Wednesday, September 19, 2007

Real Motorcycling Boots

So, after motorcycling for almost 18 months and something over 25K miles in that time I finally got myself some real motorcycle boots.

I had, until today, worn old Army boots, both German and U.S models. I'd tried short style motorcycle-styled boots that laced up and a pair that zipped up that I got on Ebay. They all worked well enough but lately I'd realized that skimping on safety gear is not the smartest thing in the world.

These thoughts had come to mind when I found, upon starting my latest work contract, that the guy I work with had been a rider but had given it up after a crash where he had to lay down his motorcycle. In the process of doing so, his ankle was struck by the motorcycle's footpeg and was smashed. He was four months in a cast and he's not ridden since. Now, he was wearing boots but I got the impression they did not offer the protection of modern motorcycling boots.

So now, I am the proud owner of a pair of Oxtar Matrix 2 Goretex Boots that I bought from I've bought other items from newenough before and they've been great in terms of service and pricing. They've a great reputation online at the motorcycling forums I frequent as well. Here's a pic of the boots from their site:

I am glad I paid attention to their sizing notes since I would have ordered one size too small. The size 43 I got are nice and snug and in time should stretch a wee bit. I went for a short ride upon getting the boots in the mail today. (Note: Ordered on Monday, got them two days later!, now that's service!)

The new boots made using the gear shift pedal a bit different, not used to having such high cut boots, the upper portion of which I feel pressing into the motorcycle's fairing as I move to engage the gear shift pedal. But I got used to it quickly enough during the ride and expect it'll be just part of the normal ride process.

The boots' high cut and front cushion make the act of riding on my boot heels to relieve pressure on the knee a more comfortable proposition. Before, with the short boots, I could feel my shins pressing, sometimes uncomfortably, on the motorcycle's fairings.

The boots are pretty flexible right out of the box, been wearing them around the house and they do get a bit "warm" but not hot due to I assume the goretex that the boot has in its makeup. Very nice protection features as outlined on the website, with a noticeable armor point for the ankles. There's pads on the boots where they would engage the clutch lever so that'll save on wear and tear that I'd been seeing on my regular boots.

The boots are supposed to be waterproof, something I am sure I'll be able to prove out during the upcoming winter riding season.

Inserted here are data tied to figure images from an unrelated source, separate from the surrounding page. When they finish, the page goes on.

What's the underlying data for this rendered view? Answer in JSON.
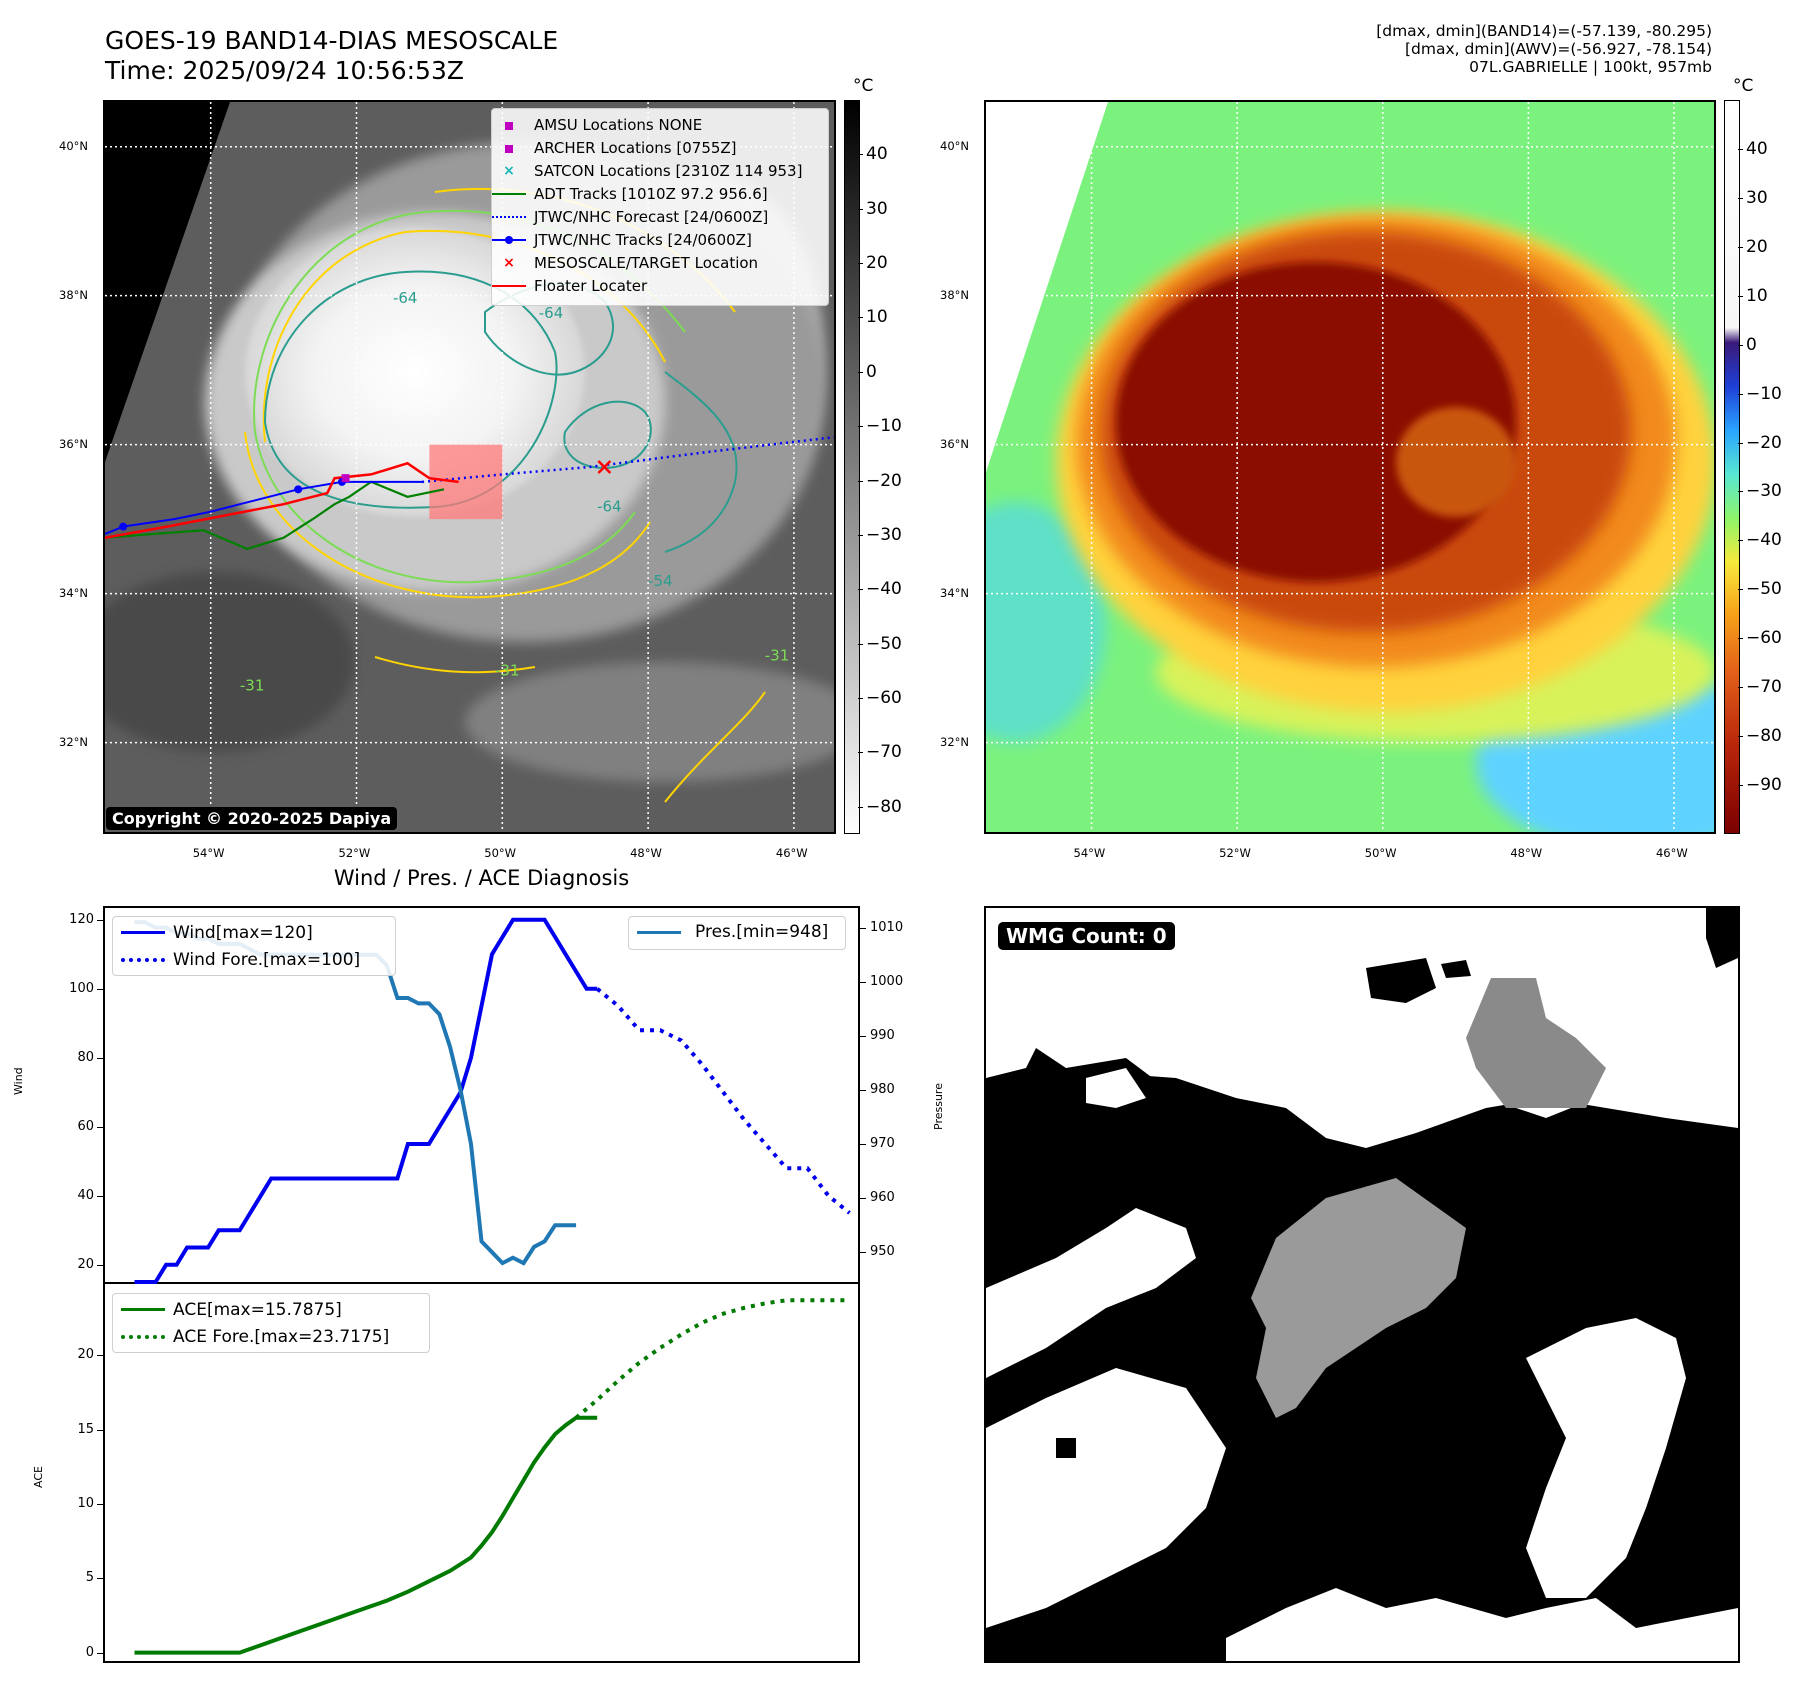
{
  "header": {
    "title_line1": "GOES-19 BAND14-DIAS MESOSCALE",
    "title_line2": "Time: 2025/09/24 10:56:53Z",
    "info_line1": "[dmax, dmin](BAND14)=(-57.139, -80.295)",
    "info_line2": "[dmax, dmin](AWV)=(-56.927, -78.154)",
    "info_line3": "07L.GABRIELLE | 100kt, 957mb"
  },
  "maps": {
    "lat_labels": [
      "40°N",
      "38°N",
      "36°N",
      "34°N",
      "32°N"
    ],
    "lat_values": [
      40,
      38,
      36,
      34,
      32
    ],
    "lon_labels": [
      "54°W",
      "52°W",
      "50°W",
      "48°W",
      "46°W"
    ],
    "lon_values": [
      -54,
      -52,
      -50,
      -48,
      -46
    ],
    "extent": {
      "lon": [
        -55.45,
        -45.45
      ],
      "lat": [
        30.8,
        40.6
      ]
    },
    "colorbar_unit": "°C",
    "copyright": "Copyright © 2020-2025 Dapiya",
    "left_colorbar_ticks": [
      40,
      30,
      20,
      10,
      0,
      -10,
      -20,
      -30,
      -40,
      -50,
      -60,
      -70,
      -80
    ],
    "left_colorbar_range": [
      -85,
      50
    ],
    "right_colorbar_ticks": [
      40,
      30,
      20,
      10,
      0,
      -10,
      -20,
      -30,
      -40,
      -50,
      -60,
      -70,
      -80,
      -90
    ],
    "right_colorbar_range": [
      -100,
      50
    ],
    "contour_labels": [
      "-64",
      "-64",
      "-64",
      "-54",
      "-31",
      "-31",
      "-31"
    ],
    "legend": [
      {
        "label": "AMSU Locations NONE",
        "icon": "magenta-square-marker",
        "color": "#c000c0"
      },
      {
        "label": "ARCHER Locations [0755Z]",
        "icon": "magenta-square-marker",
        "color": "#c000c0"
      },
      {
        "label": "SATCON Locations [2310Z 114 953]",
        "icon": "cyan-x-marker",
        "color": "#17b6b6"
      },
      {
        "label": "ADT Tracks [1010Z 97.2 956.6]",
        "icon": "green-line",
        "color": "#008000"
      },
      {
        "label": "JTWC/NHC Forecast [24/0600Z]",
        "icon": "blue-dotted-line",
        "color": "#0000ff"
      },
      {
        "label": "JTWC/NHC Tracks [24/0600Z]",
        "icon": "blue-line-dot",
        "color": "#0000ff"
      },
      {
        "label": "MESOSCALE/TARGET Location",
        "icon": "red-x-marker",
        "color": "#ff0000"
      },
      {
        "label": "Floater Locater",
        "icon": "red-line",
        "color": "#ff0000"
      }
    ],
    "tracks": {
      "jtwc_track": [
        [
          -55.45,
          34.8
        ],
        [
          -55.2,
          34.9
        ],
        [
          -54.5,
          35.0
        ],
        [
          -54.0,
          35.1
        ],
        [
          -53.6,
          35.2
        ],
        [
          -53.2,
          35.3
        ],
        [
          -52.8,
          35.4
        ],
        [
          -52.2,
          35.5
        ],
        [
          -51.6,
          35.5
        ],
        [
          -51.1,
          35.5
        ]
      ],
      "jtwc_forecast": [
        [
          -51.1,
          35.5
        ],
        [
          -50.0,
          35.6
        ],
        [
          -48.8,
          35.7
        ],
        [
          -47.2,
          35.9
        ],
        [
          -45.45,
          36.1
        ]
      ],
      "adt_track": [
        [
          -55.45,
          34.75
        ],
        [
          -54.8,
          34.8
        ],
        [
          -54.1,
          34.85
        ],
        [
          -53.5,
          34.6
        ],
        [
          -53.0,
          34.75
        ],
        [
          -52.6,
          35.0
        ],
        [
          -52.3,
          35.2
        ],
        [
          -52.1,
          35.3
        ],
        [
          -51.8,
          35.5
        ],
        [
          -51.3,
          35.3
        ],
        [
          -50.8,
          35.4
        ]
      ],
      "floater": [
        [
          -55.45,
          34.75
        ],
        [
          -54.6,
          34.9
        ],
        [
          -53.8,
          35.05
        ],
        [
          -53.0,
          35.2
        ],
        [
          -52.4,
          35.35
        ],
        [
          -52.3,
          35.55
        ],
        [
          -51.8,
          35.6
        ],
        [
          -51.3,
          35.75
        ],
        [
          -51.0,
          35.55
        ],
        [
          -50.6,
          35.5
        ]
      ],
      "target": [
        -48.6,
        35.7
      ],
      "jtwc_points": [
        [
          -55.2,
          34.9
        ],
        [
          -52.8,
          35.4
        ],
        [
          -52.2,
          35.5
        ]
      ]
    }
  },
  "lower_left": {
    "title": "Wind / Pres. / ACE Diagnosis",
    "wind_axis_label": "Wind",
    "pressure_axis_label": "Pressure",
    "ace_axis_label": "ACE",
    "wind_ticks": [
      20,
      40,
      60,
      80,
      100,
      120
    ],
    "pressure_ticks": [
      950,
      960,
      970,
      980,
      990,
      1000,
      1010
    ],
    "ace_ticks": [
      0,
      5,
      10,
      15,
      20
    ],
    "legend_wind": "Wind[max=120]",
    "legend_wind_fore": "Wind Fore.[max=100]",
    "legend_pres": "Pres.[min=948]",
    "legend_ace": "ACE[max=15.7875]",
    "legend_ace_fore": "ACE Fore.[max=23.7175]",
    "colors": {
      "wind": "#0000ee",
      "pressure": "#1f77b4",
      "ace": "#007a00"
    }
  },
  "chart_data": [
    {
      "type": "line",
      "title": "Wind / Pres. / ACE Diagnosis",
      "ylabel": "Wind",
      "y2label": "Pressure",
      "ylim": [
        15,
        124
      ],
      "y2lim": [
        944.5,
        1014
      ],
      "xlim": [
        -1,
        71
      ],
      "series": [
        {
          "name": "Wind[max=120]",
          "axis": "left",
          "style": "solid",
          "x": [
            2,
            4,
            5,
            6,
            7,
            8,
            9,
            10,
            11,
            12,
            13,
            14,
            15,
            16,
            17,
            18,
            19,
            20,
            21,
            22,
            23,
            24,
            25,
            26,
            27,
            28,
            29,
            30,
            31,
            32,
            33,
            34,
            35,
            36,
            37,
            38,
            39,
            40,
            41,
            42,
            43,
            44,
            45,
            46
          ],
          "y": [
            15,
            15,
            20,
            20,
            25,
            25,
            25,
            30,
            30,
            30,
            35,
            40,
            45,
            45,
            45,
            45,
            45,
            45,
            45,
            45,
            45,
            45,
            45,
            45,
            45,
            55,
            55,
            55,
            60,
            65,
            70,
            80,
            95,
            110,
            115,
            120,
            120,
            120,
            120,
            115,
            110,
            105,
            100,
            100
          ]
        },
        {
          "name": "Wind Fore.[max=100]",
          "axis": "left",
          "style": "dotted",
          "x": [
            46,
            48,
            50,
            52,
            54,
            56,
            58,
            60,
            62,
            64,
            66,
            68,
            70
          ],
          "y": [
            100,
            95,
            88,
            88,
            85,
            78,
            70,
            62,
            55,
            48,
            48,
            40,
            35
          ]
        },
        {
          "name": "Pres.[min=948]",
          "axis": "right",
          "style": "solid",
          "x": [
            2,
            3,
            4,
            5,
            6,
            7,
            8,
            9,
            10,
            11,
            12,
            13,
            14,
            15,
            16,
            17,
            18,
            19,
            20,
            21,
            22,
            23,
            24,
            25,
            26,
            27,
            28,
            29,
            30,
            31,
            32,
            33,
            34,
            35,
            36,
            37,
            38,
            39,
            40,
            41,
            42,
            43,
            44
          ],
          "y": [
            1011,
            1011,
            1010,
            1010,
            1009,
            1009,
            1008,
            1008,
            1007,
            1007,
            1007,
            1006,
            1005,
            1005,
            1005,
            1005,
            1005,
            1005,
            1005,
            1005,
            1005,
            1005,
            1005,
            1005,
            1003,
            997,
            997,
            996,
            996,
            994,
            988,
            980,
            970,
            952,
            950,
            948,
            949,
            948,
            951,
            952,
            955,
            955,
            955
          ]
        }
      ]
    },
    {
      "type": "line",
      "ylabel": "ACE",
      "ylim": [
        -0.7,
        24.8
      ],
      "xlim": [
        -1,
        71
      ],
      "series": [
        {
          "name": "ACE[max=15.7875]",
          "style": "solid",
          "x": [
            2,
            4,
            6,
            8,
            10,
            12,
            14,
            16,
            18,
            20,
            22,
            24,
            26,
            28,
            30,
            32,
            34,
            35,
            36,
            37,
            38,
            39,
            40,
            41,
            42,
            43,
            44,
            45,
            46
          ],
          "y": [
            0,
            0,
            0,
            0,
            0,
            0,
            0.5,
            1.0,
            1.5,
            2.0,
            2.5,
            3.0,
            3.5,
            4.1,
            4.8,
            5.5,
            6.4,
            7.2,
            8.1,
            9.2,
            10.4,
            11.6,
            12.8,
            13.8,
            14.7,
            15.3,
            15.8,
            15.8,
            15.8
          ]
        },
        {
          "name": "ACE Fore.[max=23.7175]",
          "style": "dotted",
          "x": [
            44,
            46,
            48,
            50,
            52,
            54,
            56,
            58,
            60,
            62,
            64,
            66,
            68,
            70
          ],
          "y": [
            15.8,
            17.0,
            18.3,
            19.5,
            20.5,
            21.4,
            22.2,
            22.8,
            23.2,
            23.5,
            23.7,
            23.7,
            23.7,
            23.7
          ]
        }
      ]
    }
  ],
  "wmg": {
    "label": "WMG Count: 0"
  }
}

I just hope they also keep my feet warm while out riding in the colder temperatures!

The boots add about an inch to your height, maybe a smidge more. I find I can flatfoot my R1150RT easier when stopped, a more confidence-inspiring feeling I gotta tell ya. They also have good gripping soles which are oil and gas resistant according to the manufacturer.

The way the boots are cut at the top, I believe you can tuck in your overpants as well as wearing the pant legs over the boots. I'll have to try that soon, could not do it today since I still had my jeans that I wear at work under my Joe Rocket Alter Ego overpants.

Finally, the zippers on the side make them very easy to put on and take off. I'll be taking normal shoes to work to change into after riding I think. Though the boots seem comfortable enough after wearing them for over three hours now, I think they stand out just enough as motorcycle boots to keep me from wearing them all day at the office.